As regards all word types with frequencies 1–25, the data show that the Polish translations have fewer repetitions and higher lexical variety among bottom-frequency words than ENL (i.e. all these word types account for nearly 35 % of the total word count in ENL and almost 55 % in PLS and PLK). Although this relationship can be treated as another S-universal in English-to-Polish literary translation, it is not known how far that result is influenced by the lack of lemmatization conducted on English and, in particular, on Polish language data. Finally, the data show that Stiller’s translation is more varied lexically as regards the number of low-frequency words (i.e. with frequencies 1–25) than Kłobukowski’s translation.

Conclusions

The aim of the study presented in this article was to compare—with the use of corpus-driven methodology––the English-original and the two Polish translations of Lolita by Stiller and Kłobukowski in terms of text length, sentence length, number of repetitions (conciseness of style) as well as frequencies and distribution of both word-types (distinct words) and word-tokens (running words). Also, the aim was to find traces, if any, of translation universals (S-universals, after Chesterman 2004) attested in the Polish translations.

Descriptive statistics revealed that Polish translations of Lolita are shorter than the English-original, and it is irrespective of the fact that the length measured by the number of running words indicates otherwise. It remains a contested issue, however, whether this pattern is typical of any English-to-Polish literary translation. Also, it was revealed that the sentences used in the Polish translations are shorter and thus more concise and terse than the ones found in the English-original. Hence, S-universal of explicitation in these particular translations was invalidated. On the other hand, the sentences used in the translations are longer than typical sentences found in Polish prose, which indicates that the translators used faithful sentence-for-sentence translation and long-form syntactic constructions. Comparison of lexical density showed that Kłobukowski’s translation is overall lexically richer than Stiller’s translation.

Comparison of wordlists showed that Stiller’s translation has more repetitions among top-frequency grammatical words, which can point to sentences being more explicit and precise as compared with Kłobukowski’s translation. Also, it was revealed that the source text and its two translations are largely similar in terms of high-frequency lexical words, except for the discrepancies due to typological differences between the morphology of the two languages, which were described in greater detail above, and which point to lexical explicitation in English-to-Polish translation.

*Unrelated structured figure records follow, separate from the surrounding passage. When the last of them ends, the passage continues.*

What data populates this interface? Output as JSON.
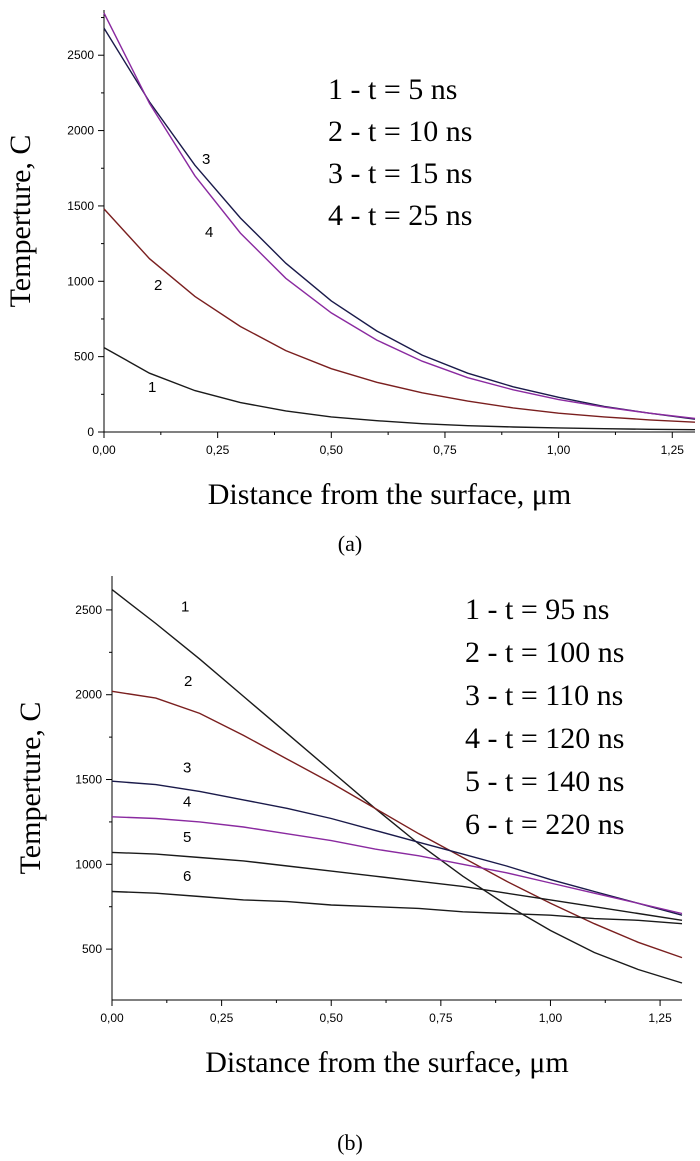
{
  "chart_data": [
    {
      "type": "line",
      "caption": "(a)",
      "xlabel": "Distance from the surface, μm",
      "ylabel": "Temperture, C",
      "xlim": [
        0,
        1.3
      ],
      "ylim": [
        0,
        2800
      ],
      "xticks": [
        "0,00",
        "0,25",
        "0,50",
        "0,75",
        "1,00",
        "1,25"
      ],
      "yticks": [
        "0",
        "500",
        "1000",
        "1500",
        "2000",
        "2500"
      ],
      "legend": [
        "1 - t = 5 ns",
        "2 - t = 10 ns",
        "3 - t = 15 ns",
        "4 - t = 25 ns"
      ],
      "legend_position": "top-right",
      "series": [
        {
          "label": "1",
          "color": "#1a1a1a",
          "x": [
            0,
            0.1,
            0.2,
            0.3,
            0.4,
            0.5,
            0.6,
            0.7,
            0.8,
            0.9,
            1.0,
            1.1,
            1.2,
            1.3
          ],
          "y": [
            560,
            390,
            275,
            195,
            140,
            100,
            75,
            55,
            42,
            33,
            27,
            22,
            18,
            15
          ]
        },
        {
          "label": "2",
          "color": "#7a1f1f",
          "x": [
            0,
            0.1,
            0.2,
            0.3,
            0.4,
            0.5,
            0.6,
            0.7,
            0.8,
            0.9,
            1.0,
            1.1,
            1.2,
            1.3
          ],
          "y": [
            1480,
            1150,
            900,
            700,
            540,
            420,
            330,
            260,
            205,
            160,
            125,
            100,
            80,
            65
          ]
        },
        {
          "label": "3",
          "color": "#1a1a4a",
          "x": [
            0,
            0.1,
            0.2,
            0.3,
            0.4,
            0.5,
            0.6,
            0.7,
            0.8,
            0.9,
            1.0,
            1.1,
            1.2,
            1.3
          ],
          "y": [
            2680,
            2190,
            1770,
            1420,
            1120,
            870,
            670,
            510,
            390,
            300,
            230,
            170,
            125,
            85
          ]
        },
        {
          "label": "4",
          "color": "#8a2aa0",
          "x": [
            0,
            0.1,
            0.2,
            0.3,
            0.4,
            0.5,
            0.6,
            0.7,
            0.8,
            0.9,
            1.0,
            1.1,
            1.2,
            1.3
          ],
          "y": [
            2780,
            2180,
            1700,
            1320,
            1020,
            790,
            610,
            470,
            360,
            280,
            215,
            165,
            125,
            90
          ]
        }
      ]
    },
    {
      "type": "line",
      "caption": "(b)",
      "xlabel": "Distance from the surface, μm",
      "ylabel": "Temperture, C",
      "xlim": [
        0,
        1.3
      ],
      "ylim": [
        200,
        2700
      ],
      "xticks": [
        "0,00",
        "0,25",
        "0,50",
        "0,75",
        "1,00",
        "1,25"
      ],
      "yticks": [
        "500",
        "1000",
        "1500",
        "2000",
        "2500"
      ],
      "legend": [
        "1 - t = 95 ns",
        "2 - t = 100 ns",
        "3 - t = 110 ns",
        "4 - t = 120 ns",
        "5 - t = 140 ns",
        "6 - t = 220 ns"
      ],
      "legend_position": "top-right",
      "series": [
        {
          "label": "1",
          "color": "#1a1a1a",
          "x": [
            0,
            0.1,
            0.2,
            0.3,
            0.4,
            0.5,
            0.6,
            0.7,
            0.8,
            0.9,
            1.0,
            1.1,
            1.2,
            1.3
          ],
          "y": [
            2620,
            2420,
            2210,
            1990,
            1770,
            1550,
            1330,
            1120,
            930,
            760,
            610,
            480,
            380,
            300
          ]
        },
        {
          "label": "2",
          "color": "#7a1f1f",
          "x": [
            0,
            0.1,
            0.2,
            0.3,
            0.4,
            0.5,
            0.6,
            0.7,
            0.8,
            0.9,
            1.0,
            1.1,
            1.2,
            1.3
          ],
          "y": [
            2020,
            1980,
            1890,
            1760,
            1620,
            1480,
            1330,
            1180,
            1040,
            900,
            770,
            650,
            540,
            450
          ]
        },
        {
          "label": "3",
          "color": "#1a1a4a",
          "x": [
            0,
            0.1,
            0.2,
            0.3,
            0.4,
            0.5,
            0.6,
            0.7,
            0.8,
            0.9,
            1.0,
            1.1,
            1.2,
            1.3
          ],
          "y": [
            1490,
            1470,
            1430,
            1380,
            1330,
            1270,
            1200,
            1130,
            1060,
            990,
            910,
            840,
            770,
            700
          ]
        },
        {
          "label": "4",
          "color": "#8a2aa0",
          "x": [
            0,
            0.1,
            0.2,
            0.3,
            0.4,
            0.5,
            0.6,
            0.7,
            0.8,
            0.9,
            1.0,
            1.1,
            1.2,
            1.3
          ],
          "y": [
            1280,
            1270,
            1250,
            1220,
            1180,
            1140,
            1090,
            1050,
            1000,
            950,
            890,
            830,
            770,
            710
          ]
        },
        {
          "label": "5",
          "color": "#1a1a1a",
          "x": [
            0,
            0.1,
            0.2,
            0.3,
            0.4,
            0.5,
            0.6,
            0.7,
            0.8,
            0.9,
            1.0,
            1.1,
            1.2,
            1.3
          ],
          "y": [
            1070,
            1060,
            1040,
            1020,
            990,
            960,
            930,
            900,
            870,
            830,
            790,
            750,
            710,
            670
          ]
        },
        {
          "label": "6",
          "color": "#1a1a1a",
          "x": [
            0,
            0.1,
            0.2,
            0.3,
            0.4,
            0.5,
            0.6,
            0.7,
            0.8,
            0.9,
            1.0,
            1.1,
            1.2,
            1.3
          ],
          "y": [
            840,
            830,
            810,
            790,
            780,
            760,
            750,
            740,
            720,
            710,
            700,
            680,
            670,
            650
          ]
        }
      ]
    }
  ]
}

Finally, comparison of frequency profiles and frequency spectra demonstrated that the English text, as compared with the Polish ones, is dominated by top-frequency words, an observation which may be interpreted as another S-universal, and that Kłobukowski’s translation is more lexically varied in terms of the use of top-frequency words than Stiller’s one, which has more bottom-frequency words. It was also found that Polish translations have fewer repetitions and higher lexical variety among bottom-frequency words than the English original.

To conclude, it seems that further qualitative research should be conducted to bring to life concrete illustrations of both typical and anomalous cases glossed over in a quantitative text analysis presented above. It is vital since it is still unknown what factors (and to what extent?) impact basic stylometric indicators presented throughout this study. The very impact of source language and target language, direction of translation, genre-specific characteristics, text type, register characteristics, translator’s idiolect, author’s idiolect, translator’s and author’s ideologies, source-language culture, target-language culture, onto basic stylometric indicators and, more generally, onto the scope and character of language universals still remain a debatable issue and account for a rather unexplored research area, particularly in the case of English-to-Polish literary translation.